Lyft Riders Can Score Delta SkyMiles With Every Ride
Another reason to sign up for a frequent flyer account like your mother keeps bugging you to do.
Peruse any one of those financial advice websites (like, say, Money) long enough, and you'll probably come across one particular piece of advice: Sign up for a frequent flyer miles program. You may never be George Clooney in Up In the Air, but even occasional airline passengers can still rack up enough points to score, say, a magazine subscription (for example, to Money).
And now, there's yet another reason—at least, in one airline's case. Frequent flyers who use Delta's SkyMiles program can now receive credit for every Lyft ride.

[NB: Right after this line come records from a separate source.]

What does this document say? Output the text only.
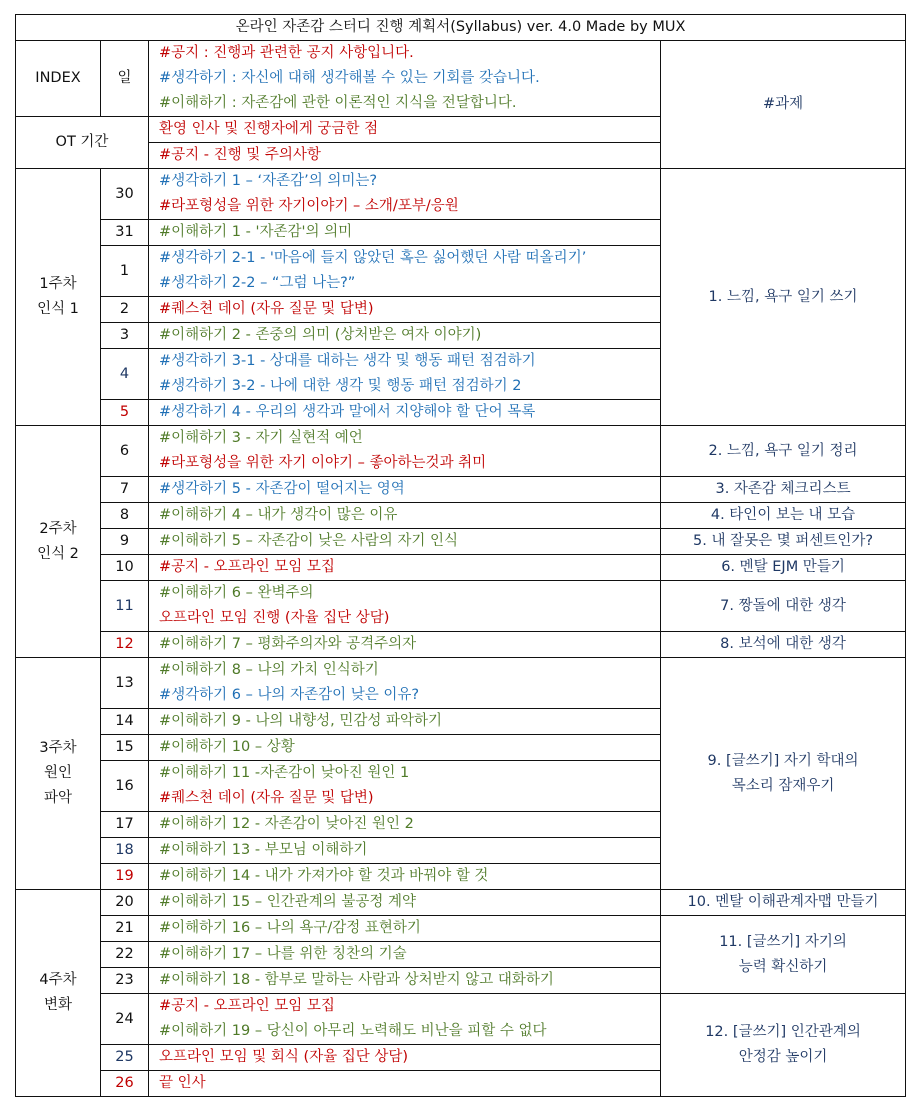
온라인 자존감 스터디 진행 계획서(Syllabus) ver. 4.0 Made by MUX			
INDEX	일	#공지 : 진행과 관련한 공지 사항입니다.
#생각하기 : 자신에 대해 생각해볼 수 있는 기회를 갖습니다.
#이해하기 : 자존감에 관한 이론적인 지식을 전달합니다.	#과제

OT 기간		환영 인사 및 진행자에게 궁금한 점	
		#공지 - 진행 및 주의사항	

1주차
인식 1	30	#생각하기 1 – ‘자존감’의 의미는?
#라포형성을 위한 자기이야기 – 소개/포부/응원	1. 느낌, 욕구 일기 쓰기

	31	#이해하기 1 - '자존감'의 의미	
	1	#생각하기 2-1 - '마음에 들지 않았던 혹은 싫어했던 사람 떠올리기’
#생각하기 2-2 – “그럼 나는?”	

	2	#퀘스쳔 데이 (자유 질문 및 답변)	
	3	#이해하기 2 - 존중의 의미 (상처받은 여자 이야기)	
	4	#생각하기 3-1 - 상대를 대하는 생각 및 행동 패턴 점검하기
#생각하기 3-2 - 나에 대한 생각 및 행동 패턴 점검하기 2	

	5	#생각하기 4 - 우리의 생각과 말에서 지양해야 할 단어 목록	

2주차
인식 2	6	#이해하기 3 - 자기 실현적 예언
#라포형성을 위한 자기 이야기 – 좋아하는것과 취미	2. 느낌, 욕구 일기 정리

	7	#생각하기 5 - 자존감이 떨어지는 영역	3. 자존감 체크리스트

	8	#이해하기 4 – 내가 생각이 많은 이유	4. 타인이 보는 내 모습

	9	#이해하기 5 – 자존감이 낮은 사람의 자기 인식	5. 내 잘못은 몇 퍼센트인가?

	10	#공지 - 오프라인 모임 모집	6. 멘탈 EJM 만들기

	11	#이해하기 6 – 완벽주의
오프라인 모임 진행 (자율 집단 상담)	7. 짱돌에 대한 생각

	12	#이해하기 7 – 평화주의자와 공격주의자	8. 보석에 대한 생각

3주차
원인
파악	13	#이해하기 8 – 나의 가치 인식하기
#생각하기 6 – 나의 자존감이 낮은 이유?	9. [글쓰기] 자기 학대의
목소리 잠재우기

	14	#이해하기 9 - 나의 내향성, 민감성 파악하기	
	15	#이해하기 10 – 상황	
	16	#이해하기 11 -자존감이 낮아진 원인 1
#퀘스쳔 데이 (자유 질문 및 답변)	

	17	#이해하기 12 - 자존감이 낮아진 원인 2	
	18	#이해하기 13 - 부모님 이해하기	
	19	#이해하기 14 - 내가 가져가야 할 것과 바꿔야 할 것	

4주차
변화	20	#이해하기 15 – 인간관계의 불공정 계약	10. 멘탈 이해관계자맵 만들기

	21	#이해하기 16 – 나의 욕구/감정 표현하기	11. [글쓰기] 자기의
능력 확신하기

	22	#이해하기 17 – 나를 위한 칭찬의 기술	
	23	#이해하기 18 - 함부로 말하는 사람과 상처받지 않고 대화하기	
	24	#공지 - 오프라인 모임 모집
#이해하기 19 – 당신이 아무리 노력해도 비난을 피할 수 없다	12. [글쓰기] 인간관계의
안정감 높이기

	25	오프라인 모임 및 회식 (자율 집단 상담)	
	26	끝 인사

Lyft and Delta announced the deal on Wednesday, breaking down the details of the joint program. Once a rider-slash-flyer has connected his Lyft account to his SkyMiles one, Lyft riders will earn one frequent flyer mile for every dollar they spend on car rides. (Not counting taxes, tips, and other assorted fees, of course.) For a limited time, riders who hail a Lyft to or from an airport will score bonus miles, racking up three SkyMiles for every dollar spent under those circumstances. And any SkyMiles members who are using Lyft for the first time receive a pair of $10 credits towards future car rides.
It's not the first time Delta has explored a relationship with an up-and-coming tech company. The airline began allying itself with Airbnb late last year, offering users of the home-away-from-home website a similar deal, where they receive one SkyMile for every dollar they spend on accomodations.
Of course, before you start thinking that $3,000 in Lyft travel will be enough to buy a cross-country flight. As with most frequent flyer programs nowadays, the term "miles" shouldn't be taken literally. It's 2,475 miles as the crow flies from NYC to L.A., but a Delta flight between those cities will likely run you at least 30,000 SkyMiles, according to the Delta website.
Still, for business travelers largely dependent on both airlines and car-hailing services, merging the two programs seems like a sure bet.